With no word at all even of good-by, little Jason noiselessly disappeared. A few minutes later, sitting in front of the fire with his pistols still in his lap, old Jason Hawn explained:

"Fer a mule, a Winchester, and a hundred dollars I can git most any man in this country killed. Fer a thousand I reckon I could git hit proved that I had stole a side o' bacon or a hoss. Fer a hundred thousand I could git hit proved that the President of these United States killed that feller—an' human natur' is about the same, I reckon, ever'whar. You don't git no grandson o' mine when thar's a bunch o' greenbacks like that tied to the rope that's a-pinin' to hang him."

An hour later he told his guests that they could be on their way, though he'd be mighty glad to have 'em stay all night—and they went, both chagrined, the thin one raging within but obedient and respectful without, while the other, chuckling at his companion's discomfiture and no little at his own, watched with a smile the old fellow's method of speeding his parting guests.

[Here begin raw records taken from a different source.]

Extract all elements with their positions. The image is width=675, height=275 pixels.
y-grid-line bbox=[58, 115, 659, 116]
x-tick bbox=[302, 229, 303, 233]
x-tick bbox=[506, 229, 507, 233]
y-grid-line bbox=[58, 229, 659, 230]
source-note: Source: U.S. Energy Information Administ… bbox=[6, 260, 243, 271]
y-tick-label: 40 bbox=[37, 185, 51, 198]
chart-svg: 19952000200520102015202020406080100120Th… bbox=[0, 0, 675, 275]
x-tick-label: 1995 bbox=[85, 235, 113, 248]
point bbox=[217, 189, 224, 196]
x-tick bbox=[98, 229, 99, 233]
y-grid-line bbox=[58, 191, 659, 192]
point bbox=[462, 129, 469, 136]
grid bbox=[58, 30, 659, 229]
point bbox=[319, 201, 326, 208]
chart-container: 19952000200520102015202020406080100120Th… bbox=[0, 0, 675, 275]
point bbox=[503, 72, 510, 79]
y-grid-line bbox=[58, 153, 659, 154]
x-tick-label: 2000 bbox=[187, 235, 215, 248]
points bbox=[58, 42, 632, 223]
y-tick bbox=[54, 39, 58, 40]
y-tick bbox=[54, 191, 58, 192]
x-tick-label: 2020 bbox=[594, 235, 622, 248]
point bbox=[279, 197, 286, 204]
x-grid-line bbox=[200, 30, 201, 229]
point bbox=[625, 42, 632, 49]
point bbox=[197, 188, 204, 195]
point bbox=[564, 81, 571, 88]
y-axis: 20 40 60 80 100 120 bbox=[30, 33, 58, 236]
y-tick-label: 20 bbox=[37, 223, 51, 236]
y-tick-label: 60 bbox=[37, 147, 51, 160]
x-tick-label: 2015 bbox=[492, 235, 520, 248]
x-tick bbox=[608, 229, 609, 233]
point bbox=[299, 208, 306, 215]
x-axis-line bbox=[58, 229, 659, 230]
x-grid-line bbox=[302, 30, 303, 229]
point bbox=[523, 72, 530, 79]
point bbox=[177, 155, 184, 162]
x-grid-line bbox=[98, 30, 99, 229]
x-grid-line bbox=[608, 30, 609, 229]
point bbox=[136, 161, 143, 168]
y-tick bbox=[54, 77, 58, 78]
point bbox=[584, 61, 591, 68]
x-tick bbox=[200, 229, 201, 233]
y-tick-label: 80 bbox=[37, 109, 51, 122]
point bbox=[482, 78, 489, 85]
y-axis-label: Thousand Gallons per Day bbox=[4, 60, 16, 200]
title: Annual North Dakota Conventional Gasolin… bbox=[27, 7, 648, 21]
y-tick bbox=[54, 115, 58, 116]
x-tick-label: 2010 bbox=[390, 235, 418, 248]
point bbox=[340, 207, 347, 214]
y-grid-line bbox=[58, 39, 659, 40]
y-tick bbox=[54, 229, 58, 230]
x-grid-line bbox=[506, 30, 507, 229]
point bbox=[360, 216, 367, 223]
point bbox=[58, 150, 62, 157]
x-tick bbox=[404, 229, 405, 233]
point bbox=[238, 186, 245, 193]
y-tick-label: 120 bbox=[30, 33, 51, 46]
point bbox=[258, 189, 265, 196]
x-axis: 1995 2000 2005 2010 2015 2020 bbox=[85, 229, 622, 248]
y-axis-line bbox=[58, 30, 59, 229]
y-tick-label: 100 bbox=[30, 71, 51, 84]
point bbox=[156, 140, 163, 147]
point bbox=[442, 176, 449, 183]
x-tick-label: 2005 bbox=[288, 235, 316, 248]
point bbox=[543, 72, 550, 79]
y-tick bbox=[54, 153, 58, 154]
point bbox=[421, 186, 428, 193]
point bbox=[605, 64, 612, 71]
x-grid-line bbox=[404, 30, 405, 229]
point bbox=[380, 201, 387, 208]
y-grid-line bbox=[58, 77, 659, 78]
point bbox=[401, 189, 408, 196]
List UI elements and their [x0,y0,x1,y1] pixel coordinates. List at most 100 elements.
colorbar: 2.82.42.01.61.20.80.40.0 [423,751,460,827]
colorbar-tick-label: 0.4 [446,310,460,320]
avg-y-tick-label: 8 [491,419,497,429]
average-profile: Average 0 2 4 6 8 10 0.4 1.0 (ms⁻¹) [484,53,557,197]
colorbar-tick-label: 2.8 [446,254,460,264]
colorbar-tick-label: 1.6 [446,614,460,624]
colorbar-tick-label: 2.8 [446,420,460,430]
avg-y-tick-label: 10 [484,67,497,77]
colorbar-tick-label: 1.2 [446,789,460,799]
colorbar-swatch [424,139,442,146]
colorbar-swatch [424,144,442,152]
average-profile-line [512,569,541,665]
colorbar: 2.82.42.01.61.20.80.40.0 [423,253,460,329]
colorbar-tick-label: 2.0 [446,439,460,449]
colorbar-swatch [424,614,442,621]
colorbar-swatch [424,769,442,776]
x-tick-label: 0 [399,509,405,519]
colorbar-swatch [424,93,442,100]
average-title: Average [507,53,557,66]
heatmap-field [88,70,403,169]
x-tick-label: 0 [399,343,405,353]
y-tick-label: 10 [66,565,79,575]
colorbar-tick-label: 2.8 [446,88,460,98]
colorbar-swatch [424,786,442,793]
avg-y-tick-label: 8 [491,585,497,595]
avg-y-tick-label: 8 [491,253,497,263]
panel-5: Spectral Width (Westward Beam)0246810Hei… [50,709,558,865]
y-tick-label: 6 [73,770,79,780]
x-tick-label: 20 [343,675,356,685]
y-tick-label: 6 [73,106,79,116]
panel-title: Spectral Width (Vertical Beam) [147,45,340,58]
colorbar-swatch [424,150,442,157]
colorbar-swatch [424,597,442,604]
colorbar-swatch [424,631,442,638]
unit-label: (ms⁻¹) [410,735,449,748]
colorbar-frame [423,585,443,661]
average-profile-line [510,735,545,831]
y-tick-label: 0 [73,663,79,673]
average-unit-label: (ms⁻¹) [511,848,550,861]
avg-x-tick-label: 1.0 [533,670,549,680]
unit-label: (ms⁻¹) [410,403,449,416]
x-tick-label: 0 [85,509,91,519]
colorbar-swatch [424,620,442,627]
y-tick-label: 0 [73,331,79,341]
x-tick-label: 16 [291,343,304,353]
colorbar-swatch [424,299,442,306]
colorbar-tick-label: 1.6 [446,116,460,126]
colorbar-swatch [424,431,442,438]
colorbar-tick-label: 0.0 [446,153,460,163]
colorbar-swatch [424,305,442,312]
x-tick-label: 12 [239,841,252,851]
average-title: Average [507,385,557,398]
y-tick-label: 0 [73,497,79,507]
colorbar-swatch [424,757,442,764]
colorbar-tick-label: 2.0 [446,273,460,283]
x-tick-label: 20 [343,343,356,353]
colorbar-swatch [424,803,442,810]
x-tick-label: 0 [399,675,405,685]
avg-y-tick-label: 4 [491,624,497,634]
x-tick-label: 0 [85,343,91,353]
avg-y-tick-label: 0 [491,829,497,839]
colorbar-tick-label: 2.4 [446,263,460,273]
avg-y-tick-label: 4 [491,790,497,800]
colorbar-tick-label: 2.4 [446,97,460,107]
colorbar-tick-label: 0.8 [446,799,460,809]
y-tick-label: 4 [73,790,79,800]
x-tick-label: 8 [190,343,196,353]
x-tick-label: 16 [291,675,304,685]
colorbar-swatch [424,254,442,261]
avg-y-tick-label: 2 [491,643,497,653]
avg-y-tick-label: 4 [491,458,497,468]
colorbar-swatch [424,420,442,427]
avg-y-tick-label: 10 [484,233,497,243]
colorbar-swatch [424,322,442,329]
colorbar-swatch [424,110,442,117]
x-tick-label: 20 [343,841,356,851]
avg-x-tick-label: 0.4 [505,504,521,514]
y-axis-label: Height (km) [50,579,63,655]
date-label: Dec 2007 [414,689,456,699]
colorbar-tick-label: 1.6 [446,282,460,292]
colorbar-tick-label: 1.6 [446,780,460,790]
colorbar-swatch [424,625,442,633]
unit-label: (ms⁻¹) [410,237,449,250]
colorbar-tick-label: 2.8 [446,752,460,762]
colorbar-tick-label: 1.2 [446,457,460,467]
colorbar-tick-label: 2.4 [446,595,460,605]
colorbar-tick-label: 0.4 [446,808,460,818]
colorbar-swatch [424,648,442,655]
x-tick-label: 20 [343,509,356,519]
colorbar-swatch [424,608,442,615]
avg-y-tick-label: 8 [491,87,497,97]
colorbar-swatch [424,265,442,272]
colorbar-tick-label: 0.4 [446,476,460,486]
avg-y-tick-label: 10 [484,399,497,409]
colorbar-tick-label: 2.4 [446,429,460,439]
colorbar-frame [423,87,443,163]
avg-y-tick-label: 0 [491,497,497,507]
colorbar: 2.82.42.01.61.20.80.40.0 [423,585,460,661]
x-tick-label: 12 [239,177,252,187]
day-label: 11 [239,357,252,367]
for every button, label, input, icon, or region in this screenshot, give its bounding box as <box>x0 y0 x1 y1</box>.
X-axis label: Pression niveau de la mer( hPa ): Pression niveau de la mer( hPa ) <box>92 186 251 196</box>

"Git on yo' hosses, men," he suggested, and when the two stepped from the porch he replaced his own guns on the mantel and followed them with both of their guns in one hand and a Winchester in the other. While they were mounting he walked to the corner of the yard, laid both their pistols on the fence, walked back to the porch, and stood there with his Winchester in the hollow of his arm.

"Ride by thar, men, and git yo' guns; an' I reckon," he suggested casually but convincingly, "when you pick 'em up you better not EVEN LOOK BACK—NARY ONE O' YE."

"Can you beat it?" murmured the quiet man, while the other snarled helplessly.

"An' when you git down to town you can tell the sheriff. He's a Honeycutt, an' he won't come atter me, but I'll go down thar to him an' pay my leetle fine."

Again the man said:

"Well, BY God!"

And as the two rode on, the old fellow's voice followed them:

"Come ag'in, men—I wish ye both well."

Two nights later St. Hilda, reading by her fire, heard a tap on her window-pane, and, looking up, saw Jason's pale face outside. She ran to the door, and the boy stumbled wearily toward the threshold and stopped with a look of fear and piteous appeal. She stretched out her arms to him, and, broken at last, the boy sank at her feet, and, with his head in her lap, sobbed out of his heart the truth.